El crecimiento económico de Colombia en el tercer trimestre del año, que alcanzó el 3,6%, ha sido calificado como positivo, pero su origen en un fuerte aumento del gasto público genera inquietudes entre expertos y autoridades. Este impulso proviene en gran medida del sector público, que registró un avance del 8%, contribuyendo con aproximadamente la mitad del incremento del PIB. Factores clave incluyen el aumento de primas para uniformados, la reactivación de trámites en entidades como la Registraduría y reajustes salariales pendientes.
A septiembre, el gasto del Gobierno Nacional Central se situó en el 18,4% del PIB, un punto porcentual más que el año anterior, mientras que el gasto primario llegó al 14,9% del PIB, superando tanto la cifra de 2024 como el promedio reciente.

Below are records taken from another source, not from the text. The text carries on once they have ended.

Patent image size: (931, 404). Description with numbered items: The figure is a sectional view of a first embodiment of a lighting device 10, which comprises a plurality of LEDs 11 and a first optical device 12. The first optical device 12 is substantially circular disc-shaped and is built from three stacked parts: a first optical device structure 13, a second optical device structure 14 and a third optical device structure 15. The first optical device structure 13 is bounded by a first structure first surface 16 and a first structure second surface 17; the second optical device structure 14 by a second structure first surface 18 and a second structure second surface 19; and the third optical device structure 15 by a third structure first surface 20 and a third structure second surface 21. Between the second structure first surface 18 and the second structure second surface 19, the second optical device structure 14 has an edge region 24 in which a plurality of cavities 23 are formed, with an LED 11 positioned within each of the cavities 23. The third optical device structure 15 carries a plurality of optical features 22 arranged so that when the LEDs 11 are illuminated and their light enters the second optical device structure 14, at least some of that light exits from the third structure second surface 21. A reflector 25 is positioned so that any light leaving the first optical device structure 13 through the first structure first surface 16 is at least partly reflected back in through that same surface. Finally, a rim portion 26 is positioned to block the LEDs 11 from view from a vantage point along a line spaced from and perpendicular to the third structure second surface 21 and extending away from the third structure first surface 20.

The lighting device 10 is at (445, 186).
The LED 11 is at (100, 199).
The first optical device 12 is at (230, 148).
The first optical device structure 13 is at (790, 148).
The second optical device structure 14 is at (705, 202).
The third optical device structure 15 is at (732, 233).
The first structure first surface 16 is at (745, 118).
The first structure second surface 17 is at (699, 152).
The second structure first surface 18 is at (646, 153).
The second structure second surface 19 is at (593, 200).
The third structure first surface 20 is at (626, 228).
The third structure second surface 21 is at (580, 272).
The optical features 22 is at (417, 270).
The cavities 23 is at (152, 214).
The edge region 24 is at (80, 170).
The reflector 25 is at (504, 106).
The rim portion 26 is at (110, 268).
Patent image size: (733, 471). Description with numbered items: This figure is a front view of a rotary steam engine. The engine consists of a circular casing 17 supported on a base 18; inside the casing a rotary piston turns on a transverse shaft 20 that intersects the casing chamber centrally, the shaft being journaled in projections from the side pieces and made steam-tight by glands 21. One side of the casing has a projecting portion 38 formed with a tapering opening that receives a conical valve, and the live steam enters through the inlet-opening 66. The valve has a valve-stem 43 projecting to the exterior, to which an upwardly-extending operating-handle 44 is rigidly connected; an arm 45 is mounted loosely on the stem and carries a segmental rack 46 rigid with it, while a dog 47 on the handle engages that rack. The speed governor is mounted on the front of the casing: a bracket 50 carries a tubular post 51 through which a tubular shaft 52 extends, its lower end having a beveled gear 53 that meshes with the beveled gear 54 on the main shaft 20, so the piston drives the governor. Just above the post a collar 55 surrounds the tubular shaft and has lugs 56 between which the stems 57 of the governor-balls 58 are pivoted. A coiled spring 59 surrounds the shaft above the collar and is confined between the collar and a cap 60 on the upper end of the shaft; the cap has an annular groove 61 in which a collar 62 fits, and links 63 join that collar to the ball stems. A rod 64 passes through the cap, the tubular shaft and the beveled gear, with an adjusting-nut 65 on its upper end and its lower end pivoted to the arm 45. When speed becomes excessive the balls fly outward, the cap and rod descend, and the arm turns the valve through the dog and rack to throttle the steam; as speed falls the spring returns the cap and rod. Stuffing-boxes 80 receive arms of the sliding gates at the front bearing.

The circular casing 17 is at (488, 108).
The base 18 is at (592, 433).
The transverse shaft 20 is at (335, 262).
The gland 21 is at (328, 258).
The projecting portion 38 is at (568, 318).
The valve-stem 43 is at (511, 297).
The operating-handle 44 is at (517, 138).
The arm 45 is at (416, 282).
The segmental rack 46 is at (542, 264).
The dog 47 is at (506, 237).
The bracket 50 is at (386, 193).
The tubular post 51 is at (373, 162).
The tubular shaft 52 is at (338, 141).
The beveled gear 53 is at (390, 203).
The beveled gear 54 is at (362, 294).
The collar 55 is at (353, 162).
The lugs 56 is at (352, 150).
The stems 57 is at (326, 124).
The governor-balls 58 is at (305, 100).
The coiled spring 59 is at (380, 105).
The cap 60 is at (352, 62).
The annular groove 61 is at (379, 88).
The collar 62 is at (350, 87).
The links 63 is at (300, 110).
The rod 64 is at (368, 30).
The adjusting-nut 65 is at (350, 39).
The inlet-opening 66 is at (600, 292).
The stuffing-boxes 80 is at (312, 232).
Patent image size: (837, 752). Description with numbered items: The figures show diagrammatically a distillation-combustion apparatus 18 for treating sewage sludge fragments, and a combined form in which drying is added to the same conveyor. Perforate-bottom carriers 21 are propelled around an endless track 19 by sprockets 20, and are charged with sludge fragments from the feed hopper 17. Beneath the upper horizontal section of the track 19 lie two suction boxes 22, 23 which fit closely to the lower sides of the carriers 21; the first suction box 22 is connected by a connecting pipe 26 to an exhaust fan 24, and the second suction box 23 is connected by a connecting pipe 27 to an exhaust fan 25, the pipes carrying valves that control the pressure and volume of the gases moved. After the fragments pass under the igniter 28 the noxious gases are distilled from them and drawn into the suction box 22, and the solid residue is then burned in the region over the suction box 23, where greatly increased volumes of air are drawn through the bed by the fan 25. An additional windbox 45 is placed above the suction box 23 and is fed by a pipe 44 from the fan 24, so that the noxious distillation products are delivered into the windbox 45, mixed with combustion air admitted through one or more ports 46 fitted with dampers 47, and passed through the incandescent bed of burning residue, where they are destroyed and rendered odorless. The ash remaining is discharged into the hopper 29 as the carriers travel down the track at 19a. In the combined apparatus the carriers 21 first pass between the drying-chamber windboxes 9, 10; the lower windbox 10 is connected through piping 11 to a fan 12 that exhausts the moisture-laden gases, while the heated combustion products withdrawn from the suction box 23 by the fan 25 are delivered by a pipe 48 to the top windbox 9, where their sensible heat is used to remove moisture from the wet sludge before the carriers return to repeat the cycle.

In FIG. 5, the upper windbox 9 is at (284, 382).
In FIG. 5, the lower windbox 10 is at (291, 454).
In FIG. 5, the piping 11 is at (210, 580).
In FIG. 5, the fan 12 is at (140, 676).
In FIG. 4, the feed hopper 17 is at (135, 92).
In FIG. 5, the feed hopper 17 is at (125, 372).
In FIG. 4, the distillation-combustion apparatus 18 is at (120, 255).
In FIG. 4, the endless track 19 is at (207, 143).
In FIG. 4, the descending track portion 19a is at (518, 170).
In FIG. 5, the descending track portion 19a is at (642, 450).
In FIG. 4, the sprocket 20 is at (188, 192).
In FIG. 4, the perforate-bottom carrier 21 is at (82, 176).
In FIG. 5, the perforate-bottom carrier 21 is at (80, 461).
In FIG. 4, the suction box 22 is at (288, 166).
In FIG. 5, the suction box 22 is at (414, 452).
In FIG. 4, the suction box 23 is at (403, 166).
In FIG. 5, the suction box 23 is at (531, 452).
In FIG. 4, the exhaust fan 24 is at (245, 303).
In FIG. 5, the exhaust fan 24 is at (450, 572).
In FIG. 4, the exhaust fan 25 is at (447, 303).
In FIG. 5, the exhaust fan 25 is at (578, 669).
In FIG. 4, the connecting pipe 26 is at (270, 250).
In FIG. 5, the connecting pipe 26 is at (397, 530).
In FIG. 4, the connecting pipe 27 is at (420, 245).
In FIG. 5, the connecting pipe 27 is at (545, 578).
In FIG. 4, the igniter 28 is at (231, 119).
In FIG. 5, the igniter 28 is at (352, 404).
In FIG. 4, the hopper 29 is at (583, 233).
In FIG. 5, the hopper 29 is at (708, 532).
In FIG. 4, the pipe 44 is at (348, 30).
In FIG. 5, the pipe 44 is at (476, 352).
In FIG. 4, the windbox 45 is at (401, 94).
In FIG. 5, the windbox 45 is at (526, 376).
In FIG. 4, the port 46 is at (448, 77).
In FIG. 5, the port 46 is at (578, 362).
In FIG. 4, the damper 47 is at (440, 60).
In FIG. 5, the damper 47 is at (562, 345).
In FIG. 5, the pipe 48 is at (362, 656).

Aunque operaciones de manejo de deuda generaron ahorros significativos —una reducción del saldo de deuda de $21,6 billones y una baja en el costo de intereses de $26,2 billones, según el Comité Autónomo de la Regla Fiscal (Carf)—, estos recursos se destinaron a financiar más gasto en lugar de reducir el déficit.
Como resultado, el déficit fiscal global alcanzó el -5,4% del PIB a septiembre, el nivel más alto para ese mes desde la pandemia. Además, la inversión extranjera directa se encuentra en mínimos históricos, representando solo el 16% del PIB, aunque el crecimiento del PIB colombiano figura entre los más altos de la OCDE.
El principal riesgo radica en el impacto sobre la inflación, que registró una variación anual del 5,51% en octubre, alejada de la meta del 3%. Este empuje de la demanda podría complicar el retorno a niveles bajos de precios, según analistas.